If alt-country's downside is no worse than any other, though, its upside--with all respect to Williams and Gilmore and the Mekons and the Bottle Rockets, the only band in the movement whose vision of normality gathers notable social detail--usually has too low a ceiling. It would be narrow to deny yourself its pleasures, even narrower to limit yourself to them. Like any song music--only worse, because the music's comfort swallows its excitement--it demands not just a level of craft most reformed slackers can't approach, but a singer to put the craft across. Geffen's Whiskeytown are cover boys because Ryan Adams is the kind of fungibly catchy sumbitch cottoned to by talent scouts weary of next-big-thingism. But the "swagger and charisma" and "acid-tipped pen" hypesters discern are pro forma insofar as they're there at all, and while Adams's voice reminds me vaguely of Gram Parsons too, that's because no one can recall what the pop-friendly Parsons epigone he really resembles sounded like. I got a much sharper buzz off Safe House's Volebeats, whose songs are no keener or crookeder but whose three lead singers stropped up a collective edge--with plump young Jeff Oakes inhabiting a gorgeous high baritone that seemed classic yet resembled no one.

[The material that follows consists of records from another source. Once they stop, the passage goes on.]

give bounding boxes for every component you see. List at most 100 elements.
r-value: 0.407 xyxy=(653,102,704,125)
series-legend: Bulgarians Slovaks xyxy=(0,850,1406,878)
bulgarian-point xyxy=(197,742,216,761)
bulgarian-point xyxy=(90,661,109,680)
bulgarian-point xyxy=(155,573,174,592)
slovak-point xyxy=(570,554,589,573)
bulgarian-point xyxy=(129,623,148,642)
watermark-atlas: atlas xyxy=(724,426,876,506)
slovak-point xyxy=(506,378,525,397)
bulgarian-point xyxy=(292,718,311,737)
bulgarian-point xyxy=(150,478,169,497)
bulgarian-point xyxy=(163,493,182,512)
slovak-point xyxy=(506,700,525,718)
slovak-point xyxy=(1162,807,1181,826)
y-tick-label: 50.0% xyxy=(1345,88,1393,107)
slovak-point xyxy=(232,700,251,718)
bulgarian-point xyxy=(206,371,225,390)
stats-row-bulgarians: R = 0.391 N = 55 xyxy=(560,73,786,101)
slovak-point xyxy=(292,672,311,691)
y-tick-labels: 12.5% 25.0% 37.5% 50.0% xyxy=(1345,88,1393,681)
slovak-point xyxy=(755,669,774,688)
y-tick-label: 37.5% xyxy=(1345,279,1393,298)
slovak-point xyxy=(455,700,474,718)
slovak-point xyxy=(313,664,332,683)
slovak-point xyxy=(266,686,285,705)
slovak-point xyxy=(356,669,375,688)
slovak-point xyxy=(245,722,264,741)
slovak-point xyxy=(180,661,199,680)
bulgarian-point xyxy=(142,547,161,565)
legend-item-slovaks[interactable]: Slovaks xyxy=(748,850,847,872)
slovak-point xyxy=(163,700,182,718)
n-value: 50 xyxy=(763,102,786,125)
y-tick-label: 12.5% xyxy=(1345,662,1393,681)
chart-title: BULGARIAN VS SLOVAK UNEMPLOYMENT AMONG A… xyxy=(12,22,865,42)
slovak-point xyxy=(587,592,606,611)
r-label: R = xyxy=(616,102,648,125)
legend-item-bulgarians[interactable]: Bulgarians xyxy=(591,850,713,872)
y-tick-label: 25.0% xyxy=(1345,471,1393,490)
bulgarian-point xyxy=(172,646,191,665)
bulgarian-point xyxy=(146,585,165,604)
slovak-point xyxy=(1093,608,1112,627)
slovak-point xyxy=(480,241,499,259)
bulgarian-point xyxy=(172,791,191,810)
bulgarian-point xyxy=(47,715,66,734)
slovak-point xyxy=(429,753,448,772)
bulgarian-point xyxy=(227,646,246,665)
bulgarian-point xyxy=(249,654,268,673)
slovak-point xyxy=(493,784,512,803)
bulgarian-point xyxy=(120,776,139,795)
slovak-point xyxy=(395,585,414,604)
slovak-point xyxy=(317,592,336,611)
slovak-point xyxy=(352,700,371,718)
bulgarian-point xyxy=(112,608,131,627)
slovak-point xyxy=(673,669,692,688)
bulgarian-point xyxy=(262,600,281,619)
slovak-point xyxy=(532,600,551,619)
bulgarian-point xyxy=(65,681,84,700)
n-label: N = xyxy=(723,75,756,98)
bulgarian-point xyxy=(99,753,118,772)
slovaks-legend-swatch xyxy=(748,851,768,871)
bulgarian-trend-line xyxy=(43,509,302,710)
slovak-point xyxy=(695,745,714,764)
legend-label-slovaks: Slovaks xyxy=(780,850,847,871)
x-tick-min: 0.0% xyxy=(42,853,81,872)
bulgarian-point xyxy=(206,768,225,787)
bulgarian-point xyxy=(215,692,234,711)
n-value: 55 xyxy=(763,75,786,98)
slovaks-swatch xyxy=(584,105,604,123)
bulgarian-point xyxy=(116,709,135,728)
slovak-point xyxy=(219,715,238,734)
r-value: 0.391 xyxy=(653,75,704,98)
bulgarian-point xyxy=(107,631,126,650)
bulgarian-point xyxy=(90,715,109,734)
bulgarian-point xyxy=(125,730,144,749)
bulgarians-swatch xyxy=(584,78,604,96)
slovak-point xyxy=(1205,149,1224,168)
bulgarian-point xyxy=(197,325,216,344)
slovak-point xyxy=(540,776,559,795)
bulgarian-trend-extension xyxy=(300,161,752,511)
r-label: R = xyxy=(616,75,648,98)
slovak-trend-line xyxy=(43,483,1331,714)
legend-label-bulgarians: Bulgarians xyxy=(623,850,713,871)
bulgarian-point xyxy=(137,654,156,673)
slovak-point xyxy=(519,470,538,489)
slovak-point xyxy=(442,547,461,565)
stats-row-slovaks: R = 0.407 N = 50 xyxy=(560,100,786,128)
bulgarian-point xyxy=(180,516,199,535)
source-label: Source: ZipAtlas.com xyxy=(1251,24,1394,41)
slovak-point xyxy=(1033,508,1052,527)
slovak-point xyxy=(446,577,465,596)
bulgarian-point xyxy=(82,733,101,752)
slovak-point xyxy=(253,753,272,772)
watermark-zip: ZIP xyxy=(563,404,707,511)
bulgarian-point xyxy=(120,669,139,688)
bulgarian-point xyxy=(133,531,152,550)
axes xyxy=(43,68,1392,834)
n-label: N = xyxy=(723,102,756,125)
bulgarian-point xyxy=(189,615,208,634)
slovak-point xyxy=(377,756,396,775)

Yet in the end I had more fun with Philadelphia's sillier Lazy Stars, led by a barefoot goof named Johnny Kaplan who painted his left big toenail red and said "cigarayut" and covered "Wasn't Born To Follow" and soon followed with "a new one we like a lot" called "I Will Not Follow"--almost a Byrds/Burritos/New Riders homage, only never hamstrung by reverence. His barefoot African American keyb player was a relief as well, the only black musician I saw all week; Whiskeytown's fiddler was the only woman. And then there was the big thrill.

It took forever for Y'All's mandolin-steel-snare-bass to get ready downstairs at Wetlands. Yet once they did they had a surprise for us--out of the shadows bounded a skinny little guy who looked like a smalltown newspaper editor and big guy sporting a shaved skull and a spangled gingham dress. On their rip-snorting opener, the June Carter-Johnny Cash chestnut "Jackson," the guy in the dress took Johnny's part in a mellifluous bass-baritone. After identifying their hometowns as Okeydokey, Texas, and Cornflake, Illinois, these two sang the straightest love songs this side of Garth Brooks, one about the editor's sister and family, the other about and to each other and climaxing when they blew each other's kazoos. Although the CD I bought doesn't put it across, they were campy and musical and great. Their slogan is "Country music for the twenty-first century."

It isn't, of course. But if a fella can dream, two can dream twice as much.